Today we hear from Elizabeth West of iGravity on the subject of investment readiness and the first steps in fundraising as the first episode in our fundraising series.

On this episode you’ll learn:

  • What it means to be “investment ready” and what are some preparation steps that enterprises should consider taking before engaging with investors, including taking time to build an advisory network and going one step further in terms of investigations or iterations on the product or business model. She notes that more than anything else, early-stage companies need constant advice and feedback from friends and critical friends.
  • For Elizabeth, investment readiness involves four main elements: an enterprise that really knows its customer segment and the value of its product or service, understands exactly how much capital it needs, and what they want to use investment capital for.
  • Elizabeth explains that when she is trying to determining the level of a company’s investment readiness, she does ask for signs of external verification of the company’s efforts, such as the names and numbers of customers and files with all the background research that the company has done.
  • Another important item that enterprises need to better highlight is the team – at the end of the day, investors interested in early-stage companies are investing in teams, not a particular idea or product, so the team should be presented thoroughly and professionally.
  • She recommends that even for start-ups, companies should go beyond initial signs of traction and do some real investigation into their markets and customers as a way to set them apart from other enterprises meeting with investors.
  • Elizabeth also mentions the importance of personality and that entrepreneurs should know that investors talk to each other, so it is important to represent yourself well in every meeting, because impressions will be shared.

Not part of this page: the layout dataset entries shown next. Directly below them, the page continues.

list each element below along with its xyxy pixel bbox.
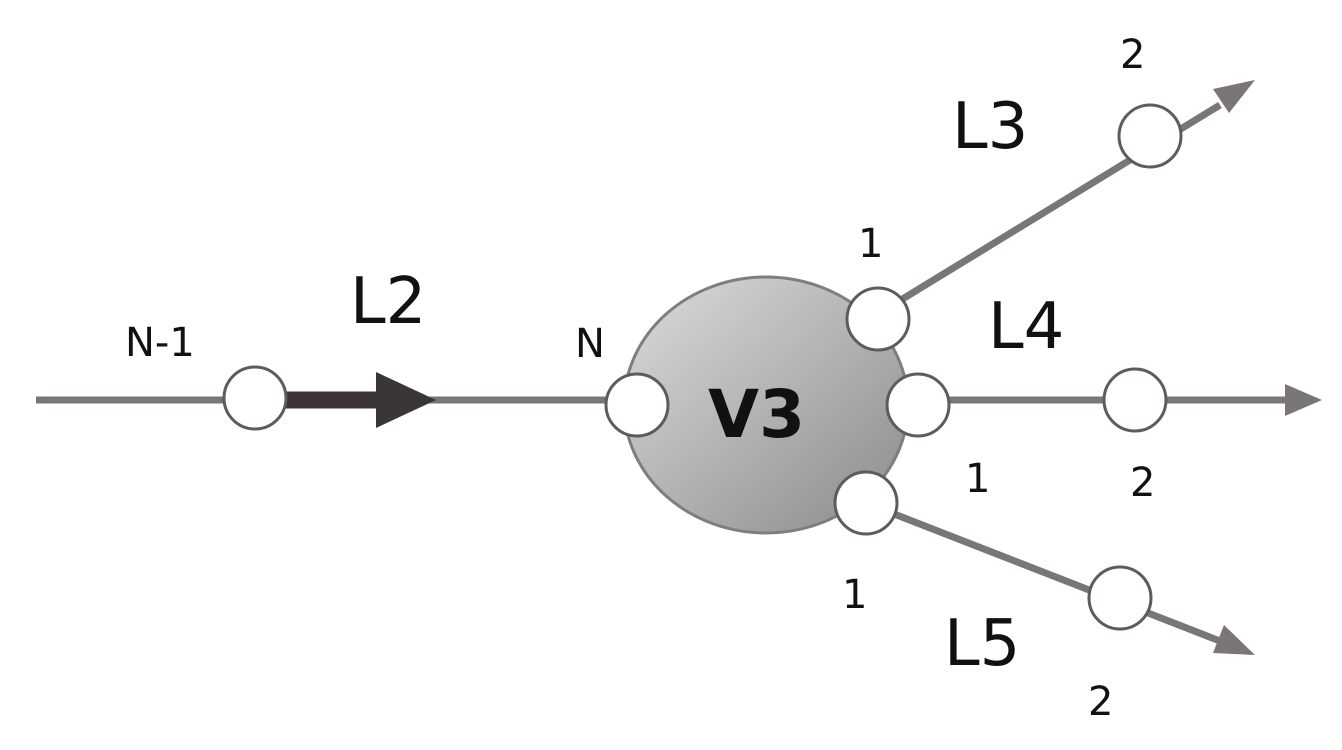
outlet-pipe-l5-line	[864, 499, 1227, 647]
node-vessel-inlet	[604, 372, 670, 438]
outlet-l4-end-label: 2	[1130, 460, 1155, 506]
outlet-l5-start-label: 1	[842, 572, 867, 618]
node-l5-start	[833, 470, 899, 536]
inlet-pipe-label: L2	[350, 265, 426, 339]
outlet-arrow-l3	[1213, 80, 1255, 113]
node-l4-start	[885, 372, 951, 438]
outlet-arrow-l4	[1285, 384, 1322, 416]
outlet-arrow-l5	[1213, 625, 1255, 655]
outlet-l4-start-label: 1	[965, 456, 990, 502]
outlet-l3-start-label: 1	[858, 221, 883, 267]
upstream-node-label: N-1	[125, 320, 195, 366]
node-l4-end	[1102, 367, 1168, 433]
flow-arrow-head	[376, 372, 436, 428]
node-l5-end	[1087, 565, 1153, 631]
outlet-l5-end-label: 2	[1088, 679, 1113, 725]
outlet-l3-end-label: 2	[1120, 32, 1145, 78]
outlet-l4-pipe-label: L4	[988, 290, 1064, 364]
node-l3-end	[1117, 103, 1183, 169]
node-upstream	[222, 365, 288, 431]
vessel-node-label: N	[575, 321, 605, 367]
node-l3-start	[845, 286, 911, 352]
outlet-l3-pipe-label: L3	[952, 90, 1028, 164]
outlet-l5-pipe-label: L5	[944, 607, 1020, 681]
vessel-label: V3	[708, 376, 805, 453]
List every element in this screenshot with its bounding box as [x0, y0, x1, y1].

  • Elizabeth advises enterprises to work closely with the investment officer to become an advocate for your company when the deal is presented internally and not try to push too quickly for the investment to be presented for an investment decision.
  • Finally, she shares that early-stage companies should try for multiple outcomes from a meeting with an investor, including a follow-on meeting, critical feedback on the business model, or connections with other investors that may be interested.